Slashdot Mirror


Google Buys reCAPTCHA For Better Book Scanning

TimmyC writes "This story may interest the Slashdot folk, many of whom use the reCAPTCHA anti-spam service. Well, reCAPTCHA is now owned by Google. Apparently, what attracted Google to ReCAPTCHA is that the company has linked its core authentication service with efforts to digitize print books and periodicals. The search giant has a massive (and controversial) effort underway in that area for its Google Books and Google News Archive services. Every time people solve a CAPTCHA from the company, they are also, as a byproduct, helping to turn scanned words into plain text that can be indexed and made searchable by search engines. Interesting times indeed."

1 of 138 comments (clear)

  1. Re:WTF Summary by Rich0 · · Score: 0, Offtopic

    Maybe next election when there's hanging chads they can use that as a captcha.

    It would certainly be a lot more fair than the current process - which is a bunch of cronies each interpret the results to their preferred candidate's advantage and then a judge settles it.

    Of course, the better solution is to not have such ambiguity in the first place.

    If you wanted to implement a system for interpreting analog votes here is what I'd do:

    1. All ambiguous votes are digitized. Of course, the definition of "ambiguous" is itself ambiguous - if somebody solidly fills in one circle and leaves one dot in another, is that ambiguous? What constitutes a stray mark vs a double-vote? I guess you could err on the side of caution, or maybe put all votes through the digitizer.

    2. The digitizer chops up each vote into individual boxes and then presents them to a user in random order. For example, if the Gore box is on the left on the ballot, it could be on the left or on the right in the presented ballot.

    3. The human interprets the vote. They have no cues to actually determine who the vote is for - just whether a given box was selected.

    4. Each vote is given to sufficient numbers of people that a high-confidence vote can be selected.

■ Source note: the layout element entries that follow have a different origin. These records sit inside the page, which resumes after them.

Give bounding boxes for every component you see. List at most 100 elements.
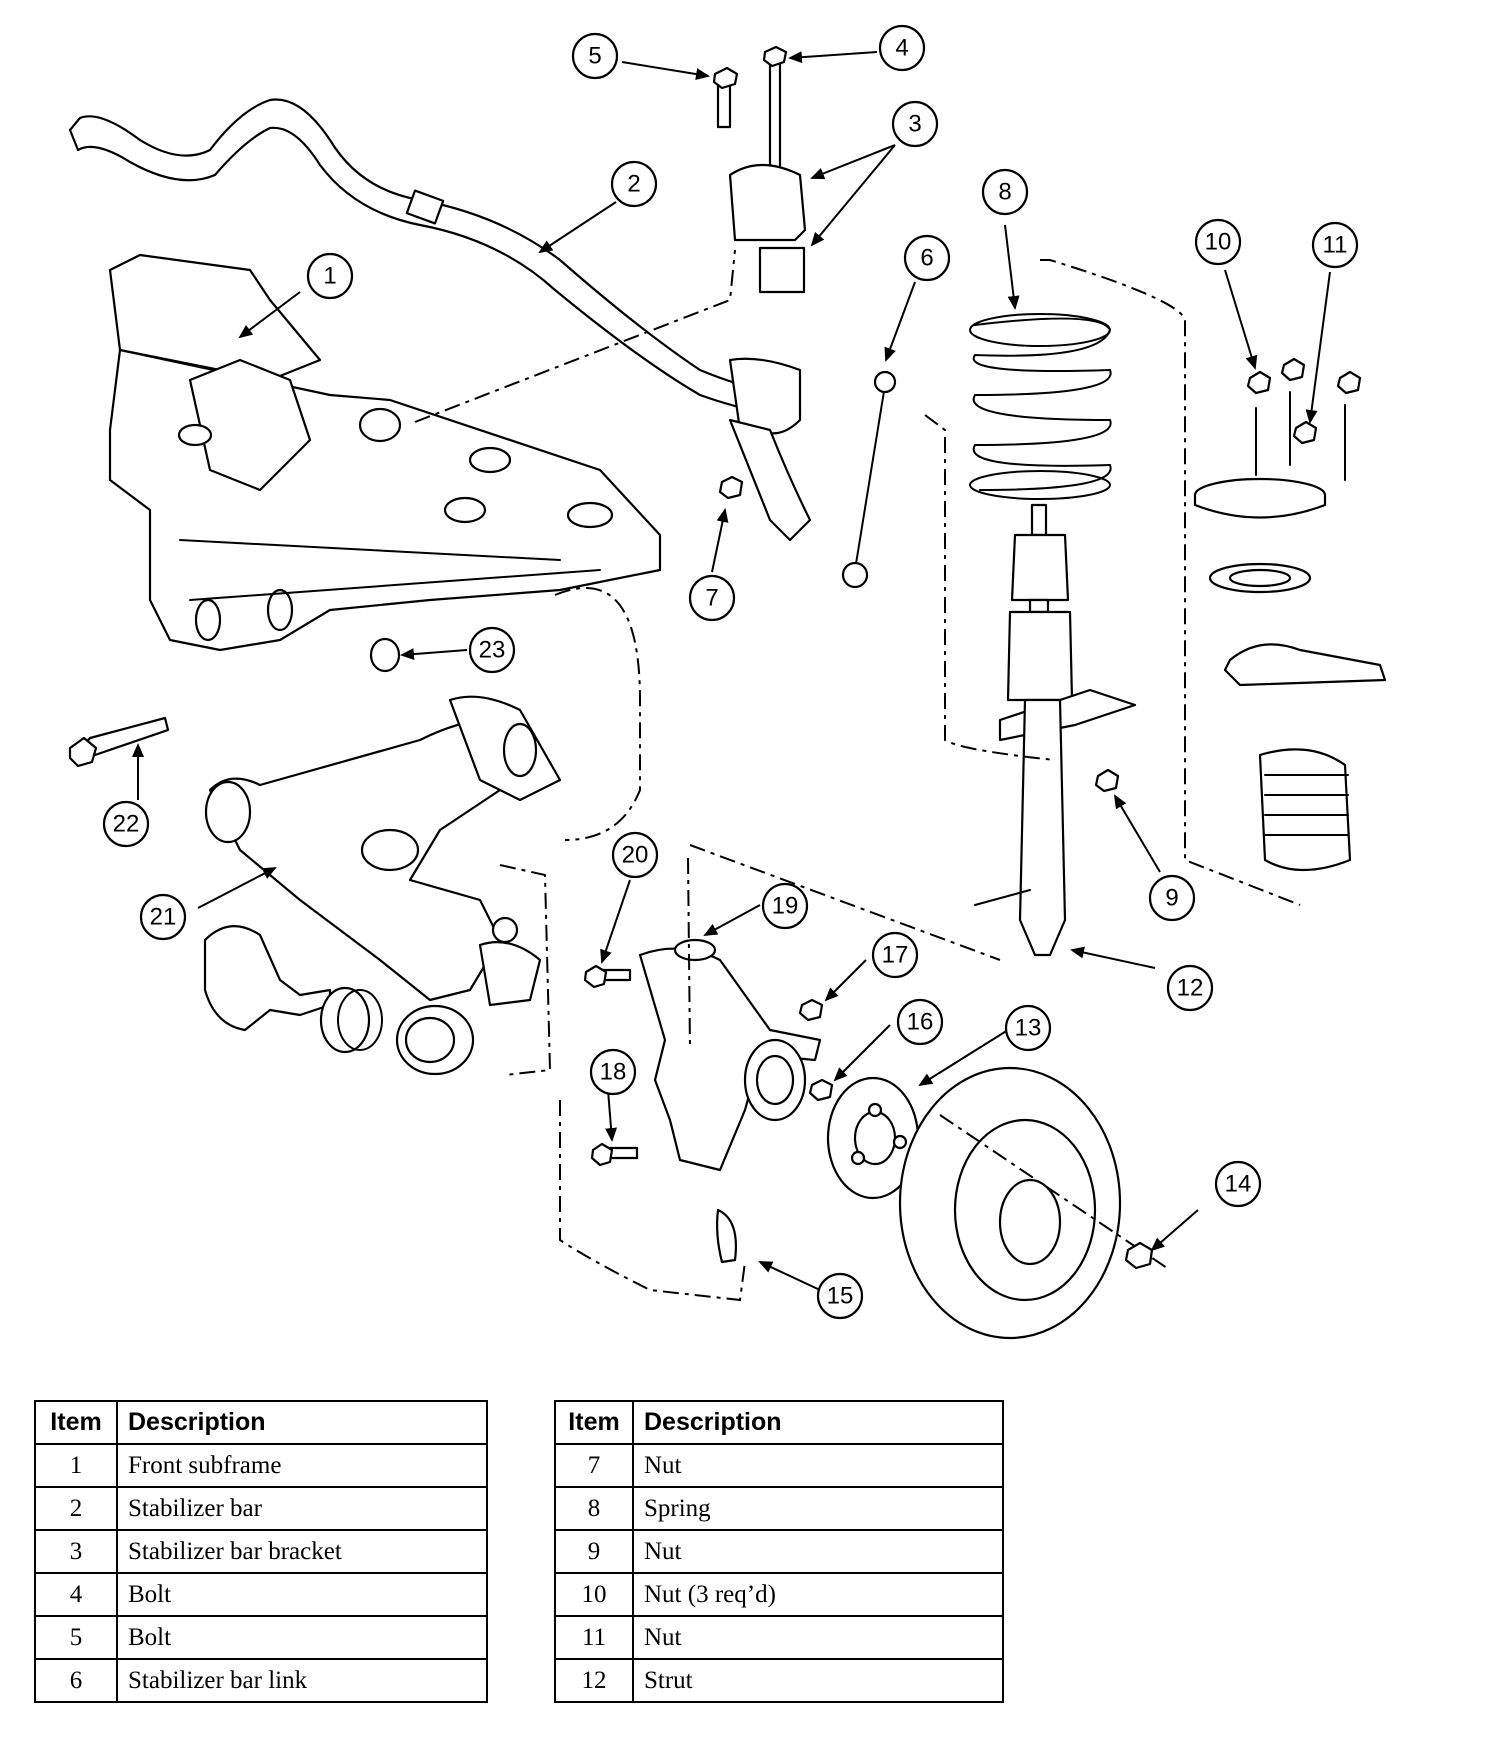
callout-2: 2 xyxy=(610,160,658,208)
svg-text:5: 5 xyxy=(588,43,601,70)
lower-control-arm xyxy=(204,695,562,1007)
svg-text:4: 4 xyxy=(895,35,908,62)
dash-line xyxy=(1040,259,1301,906)
item-description: Stabilizer bar link xyxy=(116,1658,488,1703)
callout-15: 15 xyxy=(816,1272,864,1320)
callout-12: 12 xyxy=(1166,964,1214,1012)
svg-text:20: 20 xyxy=(622,842,649,869)
bracket-3 xyxy=(728,164,807,294)
stabilizer-bar-link xyxy=(841,370,897,589)
item-number: 9 xyxy=(554,1529,634,1574)
item-description: Front subframe xyxy=(116,1443,488,1488)
item-description: Nut xyxy=(632,1529,1004,1574)
svg-text:9: 9 xyxy=(1165,885,1178,912)
svg-text:12: 12 xyxy=(1177,975,1204,1002)
item-number: 12 xyxy=(554,1658,634,1703)
svg-text:6: 6 xyxy=(920,245,933,272)
item-number: 8 xyxy=(554,1486,634,1531)
item-number: 11 xyxy=(554,1615,634,1660)
dash-line xyxy=(554,587,641,841)
dash-line xyxy=(499,864,552,1076)
snap-ring xyxy=(337,989,383,1051)
bolt-22 xyxy=(68,716,170,768)
item-number: 10 xyxy=(554,1572,634,1617)
header-description: Description xyxy=(116,1400,488,1445)
callout-6: 6 xyxy=(903,234,951,282)
svg-text:3: 3 xyxy=(908,111,921,138)
svg-text:22: 22 xyxy=(113,811,140,838)
svg-text:18: 18 xyxy=(600,1059,627,1086)
item-number: 2 xyxy=(34,1486,118,1531)
callout-3: 3 xyxy=(891,100,939,148)
callout-13: 13 xyxy=(1004,1004,1052,1052)
callout-21: 21 xyxy=(139,893,187,941)
svg-text:21: 21 xyxy=(150,904,177,931)
header-item: Item xyxy=(34,1400,118,1445)
item-description: Spring xyxy=(632,1486,1004,1531)
bolt-20 xyxy=(583,964,632,989)
header-description: Description xyxy=(632,1400,1004,1445)
callout-18: 18 xyxy=(589,1048,637,1096)
callout-5: 5 xyxy=(571,32,619,80)
callout-4: 4 xyxy=(878,24,926,72)
svg-text:8: 8 xyxy=(998,179,1011,206)
callout-14: 14 xyxy=(1214,1160,1262,1208)
front-subframe xyxy=(108,253,662,652)
fastener-bolt-4 xyxy=(762,45,788,174)
nuts-10-11 xyxy=(1246,357,1362,445)
steering-knuckle xyxy=(638,938,822,1172)
svg-text:1: 1 xyxy=(323,263,336,290)
item-description: Nut xyxy=(632,1443,1004,1488)
strut xyxy=(974,503,1137,957)
callout-7: 7 xyxy=(688,574,736,622)
callout-16: 16 xyxy=(896,998,944,1046)
item-description: Nut xyxy=(632,1615,1004,1660)
suspension-exploded-diagram: 1 2 3 4 5 6 7 8 9 10 11 12 13 14 15 16 1… xyxy=(68,24,1387,1340)
svg-text:7: 7 xyxy=(705,585,718,612)
item-description: Stabilizer bar xyxy=(116,1486,488,1531)
header-item: Item xyxy=(554,1400,634,1445)
dash-line xyxy=(939,1114,1171,1271)
svg-text:15: 15 xyxy=(827,1283,854,1310)
fastener-bolt-5 xyxy=(712,66,739,129)
nut-7 xyxy=(718,475,744,500)
nut-16 xyxy=(808,1078,834,1102)
svg-text:2: 2 xyxy=(627,171,640,198)
callout-22: 22 xyxy=(102,800,150,848)
item-number: 1 xyxy=(34,1443,118,1488)
callout-17: 17 xyxy=(871,931,919,979)
nut-14 xyxy=(1124,1241,1154,1270)
item-description: Bolt xyxy=(116,1615,488,1660)
item-number: 7 xyxy=(554,1443,634,1488)
svg-text:19: 19 xyxy=(772,893,799,920)
svg-text:17: 17 xyxy=(882,942,909,969)
svg-text:23: 23 xyxy=(479,637,506,664)
svg-text:13: 13 xyxy=(1015,1015,1042,1042)
axle-cv-joint xyxy=(203,925,475,1076)
brake-rotor xyxy=(898,1066,1122,1340)
strut-mount-stack xyxy=(1193,391,1387,872)
callout-23: 23 xyxy=(468,626,516,674)
dash-line xyxy=(687,857,691,1051)
svg-text:10: 10 xyxy=(1205,229,1232,256)
bolt-18 xyxy=(590,1142,639,1167)
callout-19: 19 xyxy=(761,882,809,930)
svg-text:14: 14 xyxy=(1225,1171,1252,1198)
table-header-row: Item Description xyxy=(34,1400,488,1445)
item-number: 5 xyxy=(34,1615,118,1660)
callout-10: 10 xyxy=(1194,218,1242,266)
callout-11: 11 xyxy=(1311,221,1359,269)
bushing-23 xyxy=(369,637,401,673)
item-number: 6 xyxy=(34,1658,118,1703)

If you get 3 people who agree then maybe that's enough. If you get any disagreements maybe you keep asking for opinions until one response has a significant margin. Maybe votes are tossed entirely at some threshold.

    The key is that those looking at ballots should not be able to tell which boxes correspond to which candidates. That will eliminate the bias from the system.

    Again, in my opinion computers should generate human-readable ballots - so that the computer validates the ballot BEFORE the voter submits it. No issue with stray marks if there are no pencils in the room.